Vēsture un antropoloģija

Kopsavilkums

G.M.Young, the English historian of the Victorian era, recommended that historians should continue reading until they can hear their subjects talking. Only then would they understand why things happened as they did (1948, 112). This much-quoted advice invites us to look more closely at the relationship between history and anthropology and what each discipline can learn from the other. A widespread and now perhaps slightly dated view was that these disciplines have nothing to learn from each other. Anthropologists sought to understand their ethnographic findings by exposing them to the theoretical lens of structure and function.

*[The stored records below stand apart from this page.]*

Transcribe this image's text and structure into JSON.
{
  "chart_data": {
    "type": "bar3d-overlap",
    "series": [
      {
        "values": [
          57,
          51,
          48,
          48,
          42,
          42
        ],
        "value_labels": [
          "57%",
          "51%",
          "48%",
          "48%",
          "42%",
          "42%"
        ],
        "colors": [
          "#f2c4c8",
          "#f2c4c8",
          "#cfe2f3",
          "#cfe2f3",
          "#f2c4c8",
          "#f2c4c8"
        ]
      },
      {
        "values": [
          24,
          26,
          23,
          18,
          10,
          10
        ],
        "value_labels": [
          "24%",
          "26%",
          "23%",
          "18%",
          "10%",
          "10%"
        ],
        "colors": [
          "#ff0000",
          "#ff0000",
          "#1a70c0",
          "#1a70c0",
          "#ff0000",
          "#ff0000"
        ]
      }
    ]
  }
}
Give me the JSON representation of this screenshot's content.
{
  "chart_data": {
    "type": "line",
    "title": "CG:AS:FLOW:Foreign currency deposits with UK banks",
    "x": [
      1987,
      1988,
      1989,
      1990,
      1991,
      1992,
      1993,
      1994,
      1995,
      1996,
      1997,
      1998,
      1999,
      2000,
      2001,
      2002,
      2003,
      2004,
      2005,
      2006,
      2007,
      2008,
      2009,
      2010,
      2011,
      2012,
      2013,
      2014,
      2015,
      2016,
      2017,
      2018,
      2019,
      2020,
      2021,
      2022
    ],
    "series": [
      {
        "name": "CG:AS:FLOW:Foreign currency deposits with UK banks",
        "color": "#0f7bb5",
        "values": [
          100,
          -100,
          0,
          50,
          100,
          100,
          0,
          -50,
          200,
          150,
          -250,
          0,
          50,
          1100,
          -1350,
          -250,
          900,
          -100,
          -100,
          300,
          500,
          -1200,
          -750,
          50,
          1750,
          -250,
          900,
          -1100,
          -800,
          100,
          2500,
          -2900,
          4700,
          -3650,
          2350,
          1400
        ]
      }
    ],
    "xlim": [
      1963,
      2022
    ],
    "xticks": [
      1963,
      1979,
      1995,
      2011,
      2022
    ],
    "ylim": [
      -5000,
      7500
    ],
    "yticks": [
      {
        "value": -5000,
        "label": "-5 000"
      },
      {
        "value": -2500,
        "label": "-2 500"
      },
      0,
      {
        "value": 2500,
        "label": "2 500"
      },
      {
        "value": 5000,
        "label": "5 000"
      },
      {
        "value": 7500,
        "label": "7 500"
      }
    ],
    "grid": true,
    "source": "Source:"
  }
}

As Ernest Gellner put it, anthropologists looked for «explanations in the interrelations of various features of a society with each other in their reciprocal usefulness as opposed to seeking them in their genesis» (1958, 184). But in order to arrive at this theoretical model the societies in question become petrified in a false and misleading equilibrium. A certain amount of stabilization is necessary if societies are to be mirrored in concepts, but Gellner, quoting Leach, pleads for an awareness of this process. «All I am asking is that the fictional nature of this equilibrium be frankly recognized» (Leach, 1954, 285). The dilemma is that explanatory concepts must have a minimum degree of permanence; otherwise, they cannot perform their function. «But reality is not static» (Gellner 1958, 187). In other words, there is a mismatch between the chaotic, savage and unpredictable course of history and the efforts of socio-anthropological concepts to impose an orderly understanding. The fast-moving and cruel events to our east lay bare these discrepancies. We are all familiar with the saying of Heraclitus that one cannot step into the same river twice. The river is not the same and you are not the same. With equal confidence, we can say that we cannot enter the same society twice. Our eastern neighbours provide painful evidence of this fact.

Atsauce: Skultāne, V. (2023). Vēsture un antropoloģija Cilvēks un cilvēksituācija sabiedrībā un kultūrā. Latvijas Universitātes 81. starptautiskās zinātniskās konferences rakstu krājums (147.-148.lpp.).